Durante la Guerra de Vietnam se rociaron un total de 45 millones 677 mil 937 litros de Agente Naranja, los cuales siguen haciendo estragos en la naturaleza hasta hoy. Según la revista “Scientific Research” 20% de las zonas de la selva se fumigaron al menos una vez.
Nobel a la dinamita
La de Alfred Nobel es quizá la historia de remordimiento menos conocida y más paradójica de la ciencia, pues su nombre está irremediablemente asociado a los premios que galardonan los más grandes avances científicos en pro de la humanidad y de la paz.
Pero el origen de estos premios es precisamente el remordimiento por haber contribuido a la guerra, la muerte y la destrucción.
Nobel nació en una familia de ingenieros y desde una edad temprana trabajó junto a su padre en la fabricación de explosivos.
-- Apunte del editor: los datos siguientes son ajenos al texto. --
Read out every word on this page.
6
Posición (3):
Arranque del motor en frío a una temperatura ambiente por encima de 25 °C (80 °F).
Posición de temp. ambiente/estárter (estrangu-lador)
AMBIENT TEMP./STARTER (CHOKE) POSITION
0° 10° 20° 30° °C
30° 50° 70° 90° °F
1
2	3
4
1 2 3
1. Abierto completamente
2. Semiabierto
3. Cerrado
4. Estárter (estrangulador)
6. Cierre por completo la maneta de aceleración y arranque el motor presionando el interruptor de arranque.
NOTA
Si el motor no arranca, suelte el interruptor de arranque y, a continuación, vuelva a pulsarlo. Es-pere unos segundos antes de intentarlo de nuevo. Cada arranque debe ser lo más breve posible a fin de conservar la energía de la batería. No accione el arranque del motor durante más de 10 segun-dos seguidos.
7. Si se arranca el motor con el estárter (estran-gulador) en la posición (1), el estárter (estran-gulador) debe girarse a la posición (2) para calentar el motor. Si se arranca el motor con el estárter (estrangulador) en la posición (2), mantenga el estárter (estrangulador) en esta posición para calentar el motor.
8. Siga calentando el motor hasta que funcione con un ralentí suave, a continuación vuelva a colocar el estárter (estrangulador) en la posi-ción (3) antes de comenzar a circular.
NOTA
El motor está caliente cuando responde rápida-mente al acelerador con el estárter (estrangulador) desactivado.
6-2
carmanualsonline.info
Un hecho trágico marcaría su vida, la muerte de su hermano menor y otras cuatro personas más en una explosión de nitroglicerina en 1864.
Esto lo hizo enfocarse en encontrar una manera de volver más estable este explosivo líquido, para poder manipularlo con mayor facilidad y dos años después, en 1866, le presentó al mundo la dinamita.
Esta invención mezcla la nitroglicerina con un material sólido y poroso, una roca llamada diatomita, la cual está formada de fósiles de algas microscópicas llamadas diatomeas.
La dinamita fue un avance revolucionario que disparó una nueva era en la construcción, trayéndole a su inventor gran fama y fortuna. Pero también abrió las puertas a una nueva era de destrucción porque en poco tiempo pasó a usarse con fines bélicos, aplicándola como relleno para los proyectiles de artillería y toda clase de armas militares.
Desde entonces la dinamita ha causado millones de muertes asociadas a sus usos para la guerra.
Esas muertes pesaron grandemente en Nobel, quien murió el 10 de diciembre de 1896 en San Remo, Italia. En su testamento dejó constancia de aquella carga y dispuso el 94% de su fortuna para la creación de lo que hoy conocemos como los Premios Nobel en las categorías iniciales de Física, Química, Paz, Fisiología o Medicina y Literatura.
Años más tarde, en 1969 se sumó la categoría de Economía.
Con esto, Nobel trató de resarcir el daño que sintió había hecho a la humanidad con la dinamita, y que su legado fuera asociado a la conmemoración de las personas que contribuyen con sus inventos o influencia al beneficio de la humanidad.